The harder question is what stops this model from being replicated. Capital can buy stores, supply chains, and even own-brand manufacturing. It cannot buy what OC&C has measured for years: Decathlon led France’s Retail Proposition Index five times in seven through 2024, dethroned only this March by Picard - another vertically integrated French specialist. Brand love at that scale compounds slowly: a family willing to trade gross margin for inventory turnover, fifty years of operational consistency, and the patience to compound quietly while a generation of DTC competitors raised hot rounds, dominated press cycles, and ended up as distressed assets.
📚 Reading list
Andrew Lipsman, “Agentic Commerce Is (Still) a Collective Hallucination” (Marketecture). Eight reasons agentic commerce stays a hallucination. The keeper: the only purchases worth automating are the ones consumers don’t trust agents to make.

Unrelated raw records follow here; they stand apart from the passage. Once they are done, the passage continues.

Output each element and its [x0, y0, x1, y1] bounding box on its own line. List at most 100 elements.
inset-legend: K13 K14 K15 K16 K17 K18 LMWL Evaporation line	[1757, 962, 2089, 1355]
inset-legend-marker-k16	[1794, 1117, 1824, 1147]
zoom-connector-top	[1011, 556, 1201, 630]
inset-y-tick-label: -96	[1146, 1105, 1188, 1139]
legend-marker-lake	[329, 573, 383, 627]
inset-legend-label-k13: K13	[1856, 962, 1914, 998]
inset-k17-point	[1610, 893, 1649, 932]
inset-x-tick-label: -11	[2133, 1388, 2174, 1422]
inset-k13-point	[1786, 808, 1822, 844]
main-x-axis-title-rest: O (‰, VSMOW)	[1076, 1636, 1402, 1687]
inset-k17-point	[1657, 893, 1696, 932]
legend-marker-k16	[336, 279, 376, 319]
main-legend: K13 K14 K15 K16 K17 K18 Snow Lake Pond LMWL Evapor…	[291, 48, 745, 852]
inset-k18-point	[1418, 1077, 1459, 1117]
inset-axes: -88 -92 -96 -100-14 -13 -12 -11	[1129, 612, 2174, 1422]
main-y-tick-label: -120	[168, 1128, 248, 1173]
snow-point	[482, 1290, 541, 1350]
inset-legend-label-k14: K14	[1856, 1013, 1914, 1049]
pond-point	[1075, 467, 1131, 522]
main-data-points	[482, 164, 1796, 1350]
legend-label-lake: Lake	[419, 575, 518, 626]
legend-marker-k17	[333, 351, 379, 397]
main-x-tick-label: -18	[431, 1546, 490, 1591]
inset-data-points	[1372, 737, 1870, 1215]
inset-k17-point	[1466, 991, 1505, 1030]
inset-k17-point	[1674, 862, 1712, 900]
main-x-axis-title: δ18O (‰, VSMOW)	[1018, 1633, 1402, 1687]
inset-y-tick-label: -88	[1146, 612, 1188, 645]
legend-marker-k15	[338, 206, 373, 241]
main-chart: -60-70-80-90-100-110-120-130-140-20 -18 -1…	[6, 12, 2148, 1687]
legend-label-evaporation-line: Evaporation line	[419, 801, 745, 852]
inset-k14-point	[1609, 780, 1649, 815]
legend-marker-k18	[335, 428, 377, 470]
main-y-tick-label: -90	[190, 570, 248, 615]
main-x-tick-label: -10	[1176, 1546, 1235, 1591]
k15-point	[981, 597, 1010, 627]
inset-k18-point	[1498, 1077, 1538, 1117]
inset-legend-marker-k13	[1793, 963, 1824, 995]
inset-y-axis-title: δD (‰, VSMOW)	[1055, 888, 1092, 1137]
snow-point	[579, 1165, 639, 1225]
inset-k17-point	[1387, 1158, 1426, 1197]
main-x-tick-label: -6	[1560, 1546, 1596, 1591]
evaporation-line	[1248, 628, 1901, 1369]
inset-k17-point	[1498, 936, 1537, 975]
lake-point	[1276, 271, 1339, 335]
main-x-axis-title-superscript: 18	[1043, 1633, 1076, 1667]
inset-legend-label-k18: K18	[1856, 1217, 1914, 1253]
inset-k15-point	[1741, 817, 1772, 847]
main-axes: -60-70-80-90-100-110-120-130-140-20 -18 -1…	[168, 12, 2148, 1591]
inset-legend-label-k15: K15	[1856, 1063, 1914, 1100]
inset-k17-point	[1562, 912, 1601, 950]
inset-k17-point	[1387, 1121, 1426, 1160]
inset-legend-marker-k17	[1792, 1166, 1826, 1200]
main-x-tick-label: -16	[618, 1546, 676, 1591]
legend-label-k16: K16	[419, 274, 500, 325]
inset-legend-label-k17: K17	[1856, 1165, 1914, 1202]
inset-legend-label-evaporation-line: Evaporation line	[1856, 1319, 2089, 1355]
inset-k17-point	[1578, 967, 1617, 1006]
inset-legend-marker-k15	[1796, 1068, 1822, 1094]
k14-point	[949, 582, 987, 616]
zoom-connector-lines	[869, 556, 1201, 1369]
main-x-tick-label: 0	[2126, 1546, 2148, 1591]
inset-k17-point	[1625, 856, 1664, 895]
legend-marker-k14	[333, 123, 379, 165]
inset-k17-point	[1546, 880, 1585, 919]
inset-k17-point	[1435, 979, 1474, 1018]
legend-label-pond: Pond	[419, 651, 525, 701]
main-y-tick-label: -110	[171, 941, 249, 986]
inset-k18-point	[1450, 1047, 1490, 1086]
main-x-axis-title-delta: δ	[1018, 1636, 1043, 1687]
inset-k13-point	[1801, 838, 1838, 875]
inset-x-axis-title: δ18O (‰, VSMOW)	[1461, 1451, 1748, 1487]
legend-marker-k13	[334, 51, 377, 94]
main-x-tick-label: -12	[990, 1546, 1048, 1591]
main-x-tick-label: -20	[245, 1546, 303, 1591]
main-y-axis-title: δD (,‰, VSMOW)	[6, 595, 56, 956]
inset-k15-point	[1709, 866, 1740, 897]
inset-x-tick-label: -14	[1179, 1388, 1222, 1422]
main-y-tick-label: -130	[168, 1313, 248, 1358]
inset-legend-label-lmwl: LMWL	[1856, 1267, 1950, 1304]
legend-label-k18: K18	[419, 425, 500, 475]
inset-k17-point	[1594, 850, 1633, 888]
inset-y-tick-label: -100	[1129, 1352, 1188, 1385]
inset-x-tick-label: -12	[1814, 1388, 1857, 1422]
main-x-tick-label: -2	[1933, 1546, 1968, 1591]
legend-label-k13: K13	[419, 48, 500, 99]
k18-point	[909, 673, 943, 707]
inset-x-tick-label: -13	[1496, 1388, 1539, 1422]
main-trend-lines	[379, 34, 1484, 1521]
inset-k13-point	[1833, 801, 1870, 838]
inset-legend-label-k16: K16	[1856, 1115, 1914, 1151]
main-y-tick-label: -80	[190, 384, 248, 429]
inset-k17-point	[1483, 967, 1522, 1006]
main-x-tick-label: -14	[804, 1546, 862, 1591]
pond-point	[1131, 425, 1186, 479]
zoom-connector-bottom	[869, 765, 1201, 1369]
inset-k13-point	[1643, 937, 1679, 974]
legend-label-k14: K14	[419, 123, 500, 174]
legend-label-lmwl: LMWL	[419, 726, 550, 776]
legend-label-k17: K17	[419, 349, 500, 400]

BCG, “Consumers Trust AI to Buy Better. Brands Must Adapt”. Empirical counter to Lipsman (link above). Shopping-related GenAI use grew 35% from Feb to Nov 2025; among daily AI users, GenAI is now the single most influential touchpoint in the purchase journey, ahead of search and social.
Adobe Digital Insights, “AI traffic surge: retail sites not machine-readable”. AI traffic to US retail sites grew 393% YoY in Q1 2026 and now converts 42% better than non-AI - reversed from 38% worse a year earlier. Twelve-month flip.
Adobe, 2026 AI and Digital Trends Consumer Report. 25% of consumers cite AI platforms as their top research tool. Only 19% want AI agents as their primary brand interface. Adoption is real; full delegation is not.
Modern Retail, “Customer reviews become a key battleground as AI revolutionizes product discovery”. 84 million weekly shopping queries on ChatGPT in the US (Stackline). Amazon blocks OpenAI crawlers; Reddit licensed to it. Moat construction in real time.
McKinsey & EuroCommerce, State of Grocery Retail 2026: Europe. 47% of European grocery CEOs rank AI/automation top priority. 3% report >5% EBIT impact. Hype vs realized value, quantified.
Cross-Border Commerce Europe, TOP 500 B2C Cross-Border Retail Europe 2026. European cross-border e-commerce plateaued at €108B in 2025; top 10 take 20% of the TOP 500. Multichannel Nordics lead (Ikea, Jysk, H&M); Zalando is the top pure-player.
NRF & Kantar, Top 50 Global Retailers 2026. The global top tier - Walmart, Amazon, Schwarz, Aldi, Costco, Ikea - is value retail and integrated ops. Decathlon and JD Sports make the cut because the model travels.
FashionNetwork on the IFM 2025 fashion barometer. Second-hand at 19% of French clothing by volume, ultra-low-cost imports at 6%, average purchase price down to €22. Both ends pulling against the middle.